Moments later, the judge waved a letter of support from three of Sorokin’s relatives, saying she did not know for sure if that document, too, was a forgery.
“THIS HAS CONSEQUENCES”
Prosecutors say Sorokin used forged bank statements to seek a loan of $22 million from a bank to fund a private arts club she wanted to open in Manhattan. She managed to get a $100,000 loan, which prosecutors said she never repaid. Sorokin used about $30,000 of that to cover her overdue bills at the fashionable 11 Howard hotel, where she was living.
Prosecutors said Sorokin also deposited bad checks amounting to $15,000 in an account with Signature Bank, managing to withdraw $8,200 in cash before the checks bounced, and used fake wire transfer receipts to trick victims.
A jury found her guilty on four counts of grand larceny and four counts of theft of services last month.
Sorokin’s daily looks became the subject of a dedicated Instagram account with thousands of followers, which the judge nodded to in her sentencing remarks.

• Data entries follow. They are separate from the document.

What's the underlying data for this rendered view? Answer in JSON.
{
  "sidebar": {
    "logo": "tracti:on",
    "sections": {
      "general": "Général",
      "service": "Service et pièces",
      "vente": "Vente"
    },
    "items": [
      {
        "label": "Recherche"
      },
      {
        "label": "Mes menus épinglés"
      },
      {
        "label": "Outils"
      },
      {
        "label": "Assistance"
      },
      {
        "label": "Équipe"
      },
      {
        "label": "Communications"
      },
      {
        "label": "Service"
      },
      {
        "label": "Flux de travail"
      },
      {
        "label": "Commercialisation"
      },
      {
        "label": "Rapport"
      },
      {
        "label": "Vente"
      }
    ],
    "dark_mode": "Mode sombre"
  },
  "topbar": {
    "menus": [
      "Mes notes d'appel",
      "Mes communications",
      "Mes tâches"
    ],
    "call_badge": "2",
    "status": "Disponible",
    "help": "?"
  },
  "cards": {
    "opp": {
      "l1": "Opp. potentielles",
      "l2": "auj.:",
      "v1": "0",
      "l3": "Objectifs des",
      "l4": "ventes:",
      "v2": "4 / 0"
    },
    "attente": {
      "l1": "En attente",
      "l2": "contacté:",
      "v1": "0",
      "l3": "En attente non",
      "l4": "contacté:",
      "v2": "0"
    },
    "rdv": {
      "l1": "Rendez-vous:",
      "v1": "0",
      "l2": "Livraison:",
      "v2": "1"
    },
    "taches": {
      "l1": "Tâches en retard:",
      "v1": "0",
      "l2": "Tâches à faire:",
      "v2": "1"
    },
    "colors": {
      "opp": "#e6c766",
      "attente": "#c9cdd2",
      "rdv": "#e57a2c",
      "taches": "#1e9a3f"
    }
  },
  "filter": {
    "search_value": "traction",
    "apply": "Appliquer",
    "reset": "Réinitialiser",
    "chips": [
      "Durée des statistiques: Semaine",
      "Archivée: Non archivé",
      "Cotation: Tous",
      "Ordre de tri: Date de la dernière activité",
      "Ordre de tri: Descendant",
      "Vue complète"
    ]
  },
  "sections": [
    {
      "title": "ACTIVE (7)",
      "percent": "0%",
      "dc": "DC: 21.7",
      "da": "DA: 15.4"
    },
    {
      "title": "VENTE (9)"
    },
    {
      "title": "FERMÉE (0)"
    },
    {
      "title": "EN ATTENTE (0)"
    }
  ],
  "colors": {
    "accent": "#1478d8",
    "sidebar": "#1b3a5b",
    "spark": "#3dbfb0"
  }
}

“I know she is a trendsetter and an influencer,” Kiesel said, “so I think the message should be to the defendant and many of her fans out there that this has consequences.”
U.S. Immigration and Customs Enforcement said in a statement that Sorokin was a German citizen who had illegally overstayed in the United States. The agency said it will seek to send her back to Germany once her sentence is served. Sorokin will be able to seek parole after she has served four years.
The writers Shonda Rhimes and Lena Dunham are separately working on adapting the Anna Delvey story for the screen, according to news reports.
This, too, did Sorokin no favors with the judge, who said that Sorokin, in jailhouse interviews, did not express remorse but instead “worried about who would play her in the Netflix series.”